Pour en venir aux fonctions du Cluster Montagne, quelles expertises peut-il affirmer ?

Si les marchés étrangers nous prennent en référence et nous consultent de plus en plus, c’est parce que la France est la première destination touristique hivernale au monde avec plus de 300 stations de ski et plus de 4 000 km de pistes balisées. De nos nombreux domaines skiables découle un savoir-faire français qui s’est confirmé par les réalisations que nous avons menées dans l’Hexagone. Dès lors, bien sûr que la dimension urbanisme et architecture est essentielle dans l’aménagement d’un projet touristique, mais la montagne a des particularités qui rendent multiples les compétences du Cluster Montagne. Sa saisonnalité induit qu’il faut penser le milieu selon des aménagements hiver et été. De même, il faut savoir tenir compte de la climatologie, aller vers une optimisation des espaces en fonction de l’altitude et du caractère, propres à chaque station.

Concrètement, comment fonctionne-t-il ?

Il est structuré en différents pôles. Il tient un rôle de communicant en jouant d’interactions sur les salons professionnels, au travers de conférences, etc. Le pôle Innovation Prospective va chercher à valoriser des produits, services et savoir-faire qui répondent aux enjeux de l’économie touristique de la montagne : durabilité, sécurité, concertation, accessibilité, ludisme, performance. Par ailleurs, le pôle Business Development accompagne ses adhérents dans leur développement en France et à l’étranger en définissant des missions Benchmark et différentes stratégies (rencontres thématiques, restitutions de missions, etc.). Enfin, le pôle Emploi-Formation vise à améliorer le capital humain d’aujourd’hui et de demain : recrutement, renforcement de compétences en ressources humaines, etc.

L’aménagement des stations implique une équation à nombreuses variables… Qu’en est-il de la composante environnementale ?

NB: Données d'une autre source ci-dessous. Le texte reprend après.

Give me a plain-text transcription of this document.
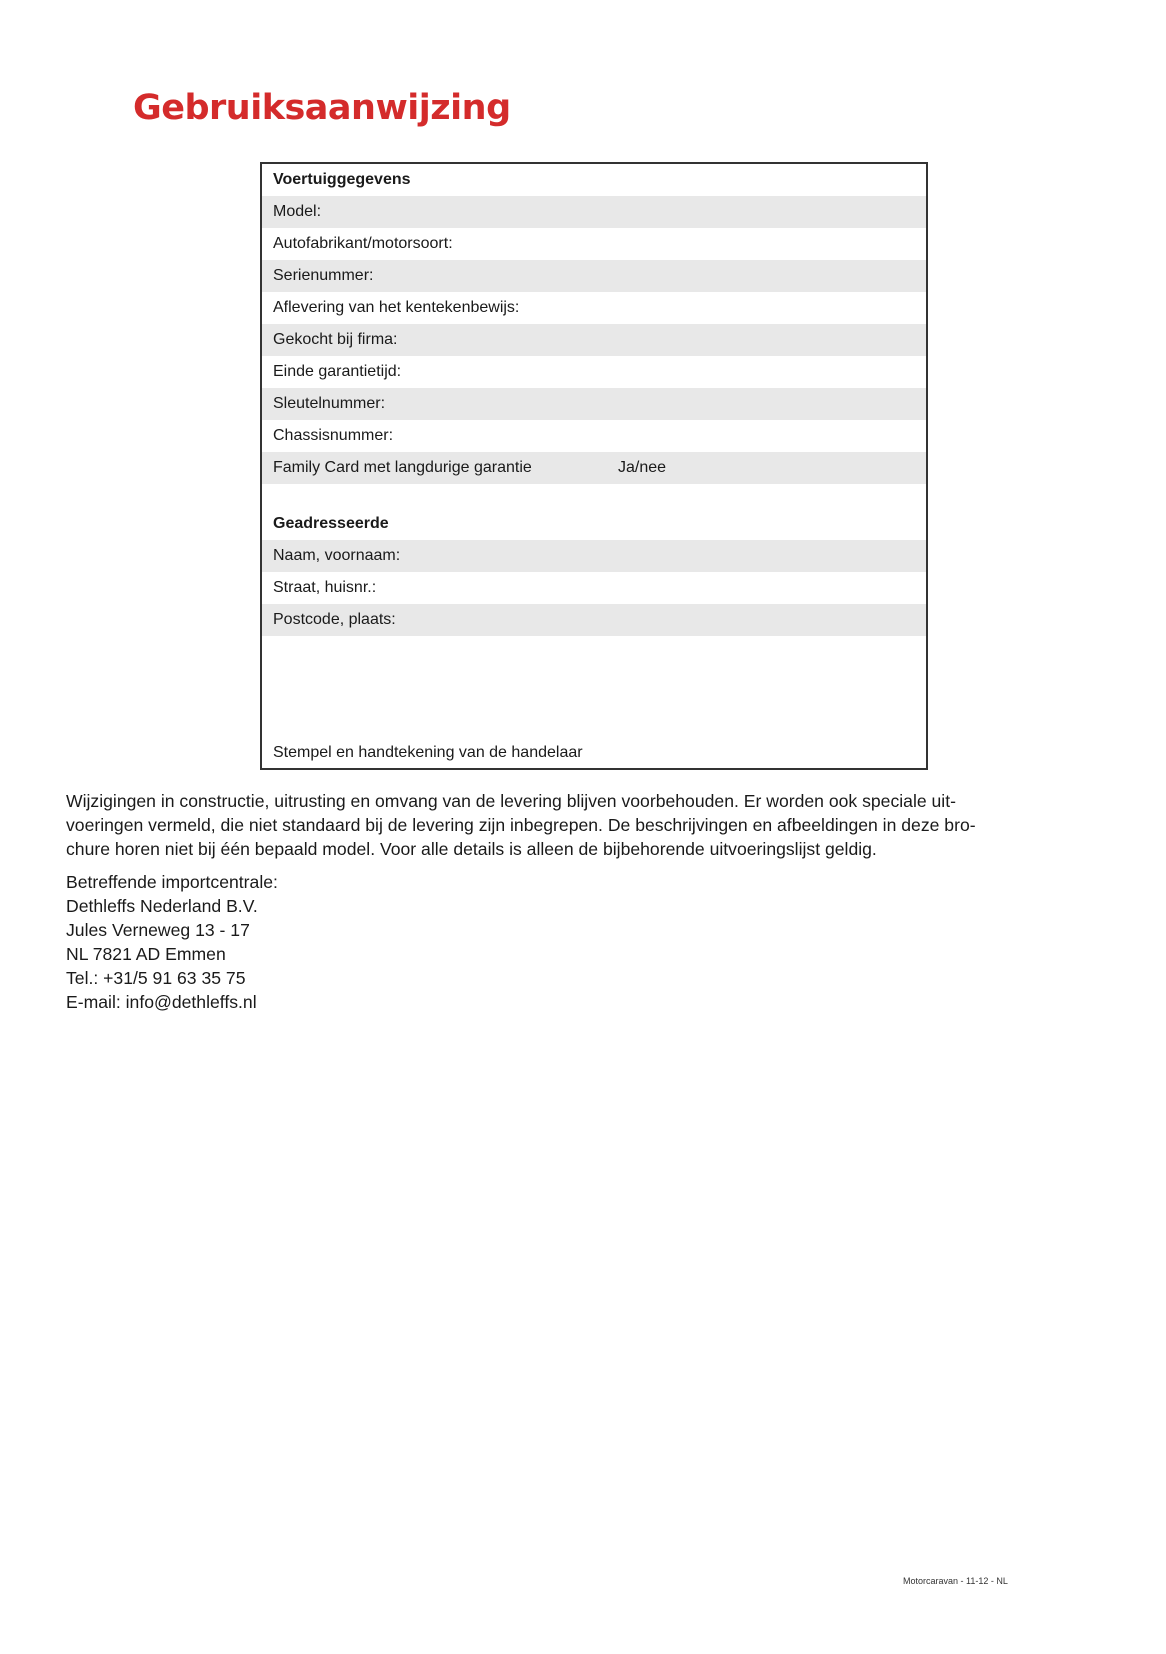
Gebruiksaanwijzing
Voertuiggegevens
Model:
Autofabrikant/motorsoort:
Serienummer:
Aflevering van het kentekenbewijs:
Gekocht bij firma:
Einde garantietijd:
Sleutelnummer:
Chassisnummer:
Family Card met langdurige garantie	Ja/nee
Geadresseerde
Naam, voornaam:
Straat, huisnr.:
Postcode, plaats:
Stempel en handtekening van de handelaar

Wijzigingen in constructie, uitrusting en omvang van de levering blijven voorbehouden. Er worden ook speciale uit-
voeringen vermeld, die niet standaard bij de levering zijn inbegrepen. De beschrijvingen en afbeeldingen in deze bro-
chure horen niet bij één bepaald model. Voor alle details is alleen de bijbehorende uitvoeringslijst geldig.

Betreffende importcentrale:
Dethleffs Nederland B.V.
Jules Verneweg 13 - 17
NL 7821 AD Emmen
Tel.: +31/5 91 63 35 75
E-mail: info@dethleffs.nl
Motorcaravan - 11-12 - NL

Dans notre société, il persiste une vision raccourcie qui veut que l’on oppose l’économie et l’écologie, mais c’est passéiste. Je pense que le Cluster Montagne doit travailler avec les associations environnementales tout en accompagnant les industriels dans la dimension durable de leurs projets. Le développement économique, aujourd’hui, se pense dans le respect de l’environnement. Si notre rôle est bel et bien de développer le potentiel de nos boîtes, c’est l’attractivité touristique qui en dépend et par conséquent, la satisfaction collective. La performance et l’innovation du XXIe siècle englobent plus que jamais le volet environnemental et le volet sociétal.

Ces évolutions signifient-elles qu’il faut penser un réaménagement des stations ?

Il y a en effet des changements qu’il faut penser à 20 ans, donc bien au-delà des échéances électorales. Institutions et investisseurs vont davantage devoir construire ensemble. Aujourd’hui, les stations sont pour ainsi dire toutes sur un modèle mimétique de chalets et immeubles, avec une offre dominante basée sur le ski, qui nécessite d’être revisité.
Pour préserver leur attractivité, les stations vont devoir faire des choix et trouver de nouvelles orientations. Certaines resteront orientées sur les activités hivernales, d’autres sur un schéma estival en considérant davantage l’environnement. De même, certaines pourront tendre vers des activités ludiques, d’autres davantage vers la performance sportive ou le bien-être. Il va leur falloir de l’audace et parfois du courage pour oser changer le modèle dominant depuis 50 ans !

Ces changements sont-ils des facteurs de risque pour la filière ?

La chance que l’on a, c’est d’être sur un secteur économique qui se porte encore plutôt bien. C’est donc le moment d’anticiper et d’investir sur le changement. Les élus et les exploitants doivent être les “sponsors” du changement en rassemblant l’ensemble des acteurs du territoire. Avec ses entreprises, le Cluster Montagne est un acteur clé de l’Innovation et contribue à créer les offres de demain.
C’est un travail collectif que je trouve très enthousiasmant. Ce n’est pas le changement qui est mortel, c’est la routine ! (rires) ●

(*) 245 membres dont 220 entreprises.